The bilingual school is close to the Asia Center, a huge new shopping mall and business park catering to the needs of the growing Chinese community, which local officials estimate at several thousand people.

Strabag, the giant European construction company, invested €200 million in the complex, which covers 125,000 square meter, or 1.35 million square feet. It opened in 2003 and now has more than 500 showrooms representing a dozen Asian countries, as well as a large exhibition center.

A walk though the sparkling clean building reveals a variety of products on display, including textiles, electronics, jewelry, furniture, crafts and accessories. Nearby is a Trade Promotion Center to advance contacts between Western and Asian companies.

In Poland, by contrast, government and business are less engaged in reaching out to Chinese investors, Mr. Ma said.
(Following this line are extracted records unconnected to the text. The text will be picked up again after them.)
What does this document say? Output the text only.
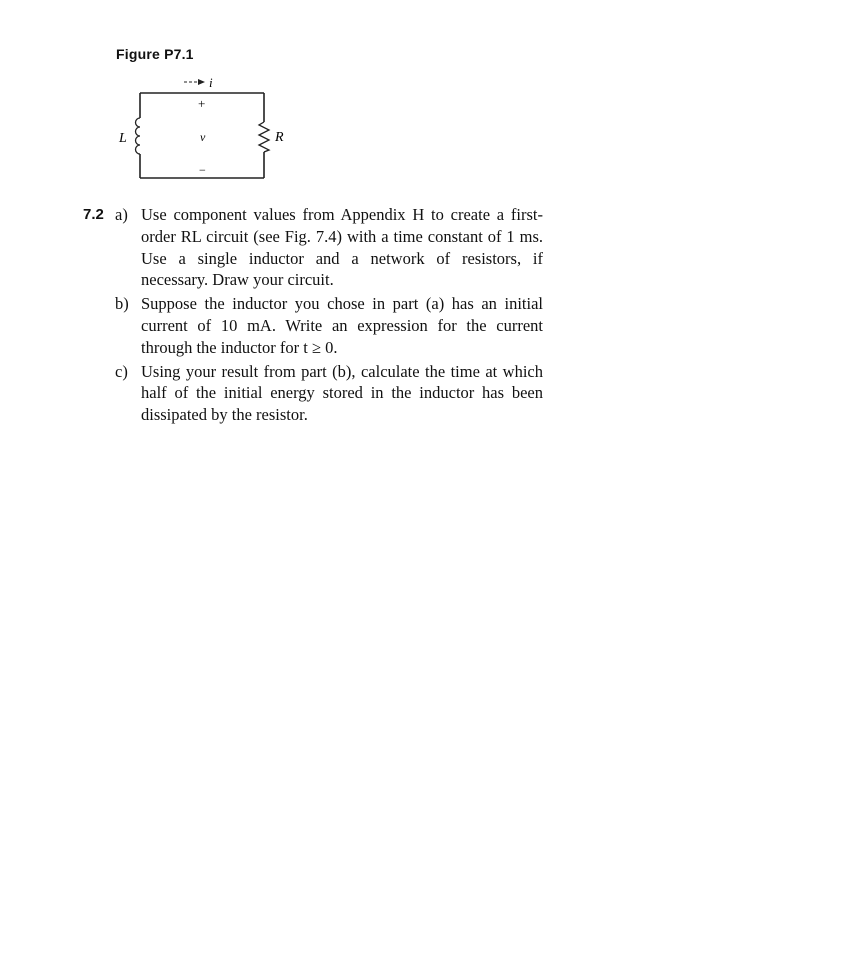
Figure P7.1
i
L	R
+
v
−
7.2 a) Use component values from Appendix H to create a first-order RL circuit (see Fig. 7.4) with a time constant of 1 ms. Use a single inductor and a network of resistors, if necessary. Draw your circuit.
b) Suppose the inductor you chose in part (a) has an initial current of 10 mA. Write an expression for the current through the inductor for t ≥ 0.
c) Using your result from part (b), calculate the time at which half of the initial energy stored in the inductor has been dissipated by the resistor.
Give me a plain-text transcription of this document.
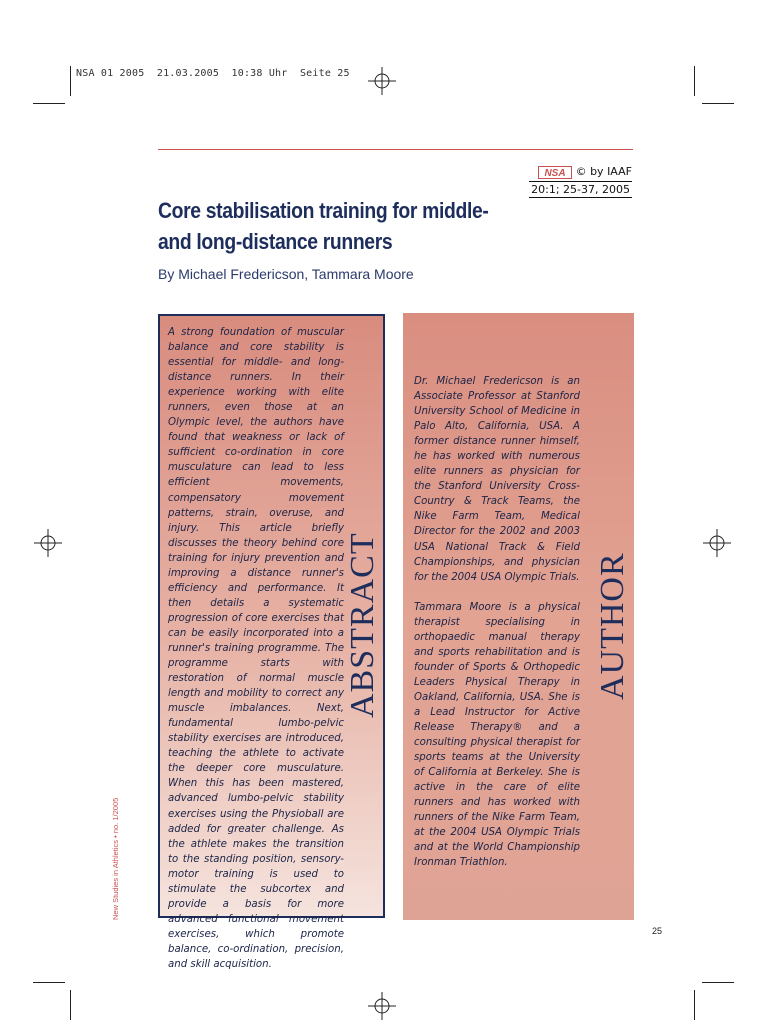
NSA 01 2005  21.03.2005  10:38 Uhr  Seite 25
NSA © by IAAF
20:1; 25-37, 2005
Core stabilisation training for middle- and long-distance runners
By Michael Fredericson, Tammara Moore
A strong foundation of muscular balance and core stability is essential for middle- and long-distance runners. In their experience working with elite runners, even those at an Olympic level, the authors have found that weakness or lack of sufficient co-ordination in core musculature can lead to less efficient movements, compensatory movement patterns, strain, overuse, and injury. This article briefly discusses the theory behind core training for injury prevention and improving a distance runner's efficiency and performance. It then details a systematic progression of core exercises that can be easily incorporated into a runner's training programme. The programme starts with restoration of normal muscle length and mobility to correct any muscle imbalances. Next, fundamental lumbo-pelvic stability exercises are introduced, teaching the athlete to activate the deeper core musculature. When this has been mastered, advanced lumbo-pelvic stability exercises using the Physioball are added for greater challenge. As the athlete makes the transition to the standing position, sensory-motor training is used to stimulate the subcortex and provide a basis for more advanced functional movement exercises, which promote balance, co-ordination, precision, and skill acquisition.
ABSTRACT

Dr. Michael Fredericson is an Associate Professor at Stanford University School of Medicine in Palo Alto, California, USA. A former distance runner himself, he has worked with numerous elite runners as physician for the Stanford University Cross-Country & Track Teams, the Nike Farm Team, Medical Director for the 2002 and 2003 USA National Track & Field Championships, and physician for the 2004 USA Olympic Trials.

Tammara Moore is a physical therapist specialising in orthopaedic manual therapy and sports rehabilitation and is founder of Sports & Orthopedic Leaders Physical Therapy in Oakland, California, USA. She is a Lead Instructor for Active Release Therapy® and a consulting physical therapist for sports teams at the University of California at Berkeley. She is active in the care of elite runners and has worked with runners of the Nike Farm Team, at the 2004 USA Olympic Trials and at the World Championship Ironman Triathlon.

AUTHOR
New Studies in Athletics • no. 1/2005
25
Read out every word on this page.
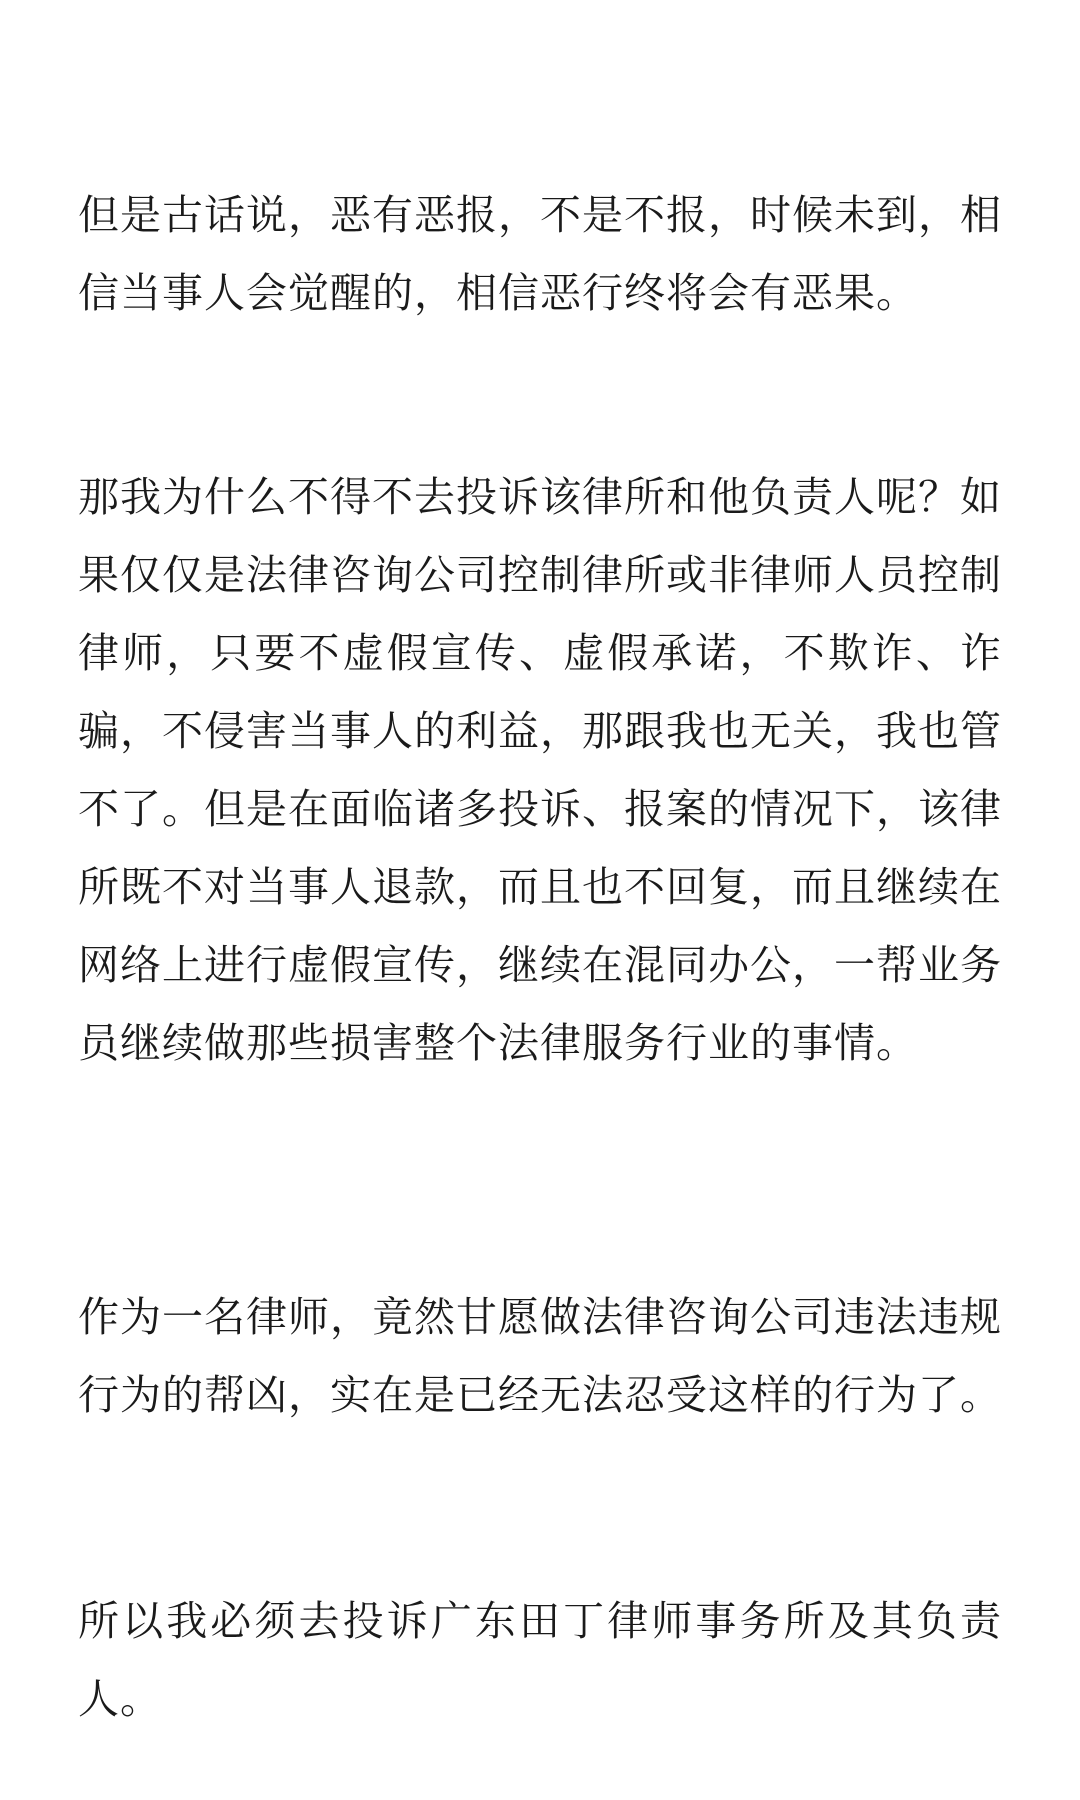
但是古话说，恶有恶报，不是不报，时候未到，相信当事人会觉醒的，相信恶行终将会有恶果。

那我为什么不得不去投诉该律所和他负责人呢？如果仅仅是法律咨询公司控制律所或非律师人员控制律师，只要不虚假宣传、虚假承诺，不欺诈、诈骗，不侵害当事人的利益，那跟我也无关，我也管不了。但是在面临诸多投诉、报案的情况下，该律所既不对当事人退款，而且也不回复，而且继续在网络上进行虚假宣传，继续在混同办公，一帮业务员继续做那些损害整个法律服务行业的事情。

作为一名律师，竟然甘愿做法律咨询公司违法违规行为的帮凶，实在是已经无法忍受这样的行为了。

所以我必须去投诉广东田丁律师事务所及其负责人。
“There is no strategic vision for investment,” he said in a recent speech to the Polish Information and Foreign Investment Agency. He cited a lack of knowledge on both sides, as well as cultural differences and, on top of everything, the language barrier.

That is something the Hungarians are trying to overcome. At the Hungarian-Chinese school, Eszter Felfoldi, 9, said she had already decided what she wanted to do when she finished her studies.

“I want to be an interpreter,” she said. “When I am taken to a Chinese restaurant, I already can ask for some of the dishes in Chinese.”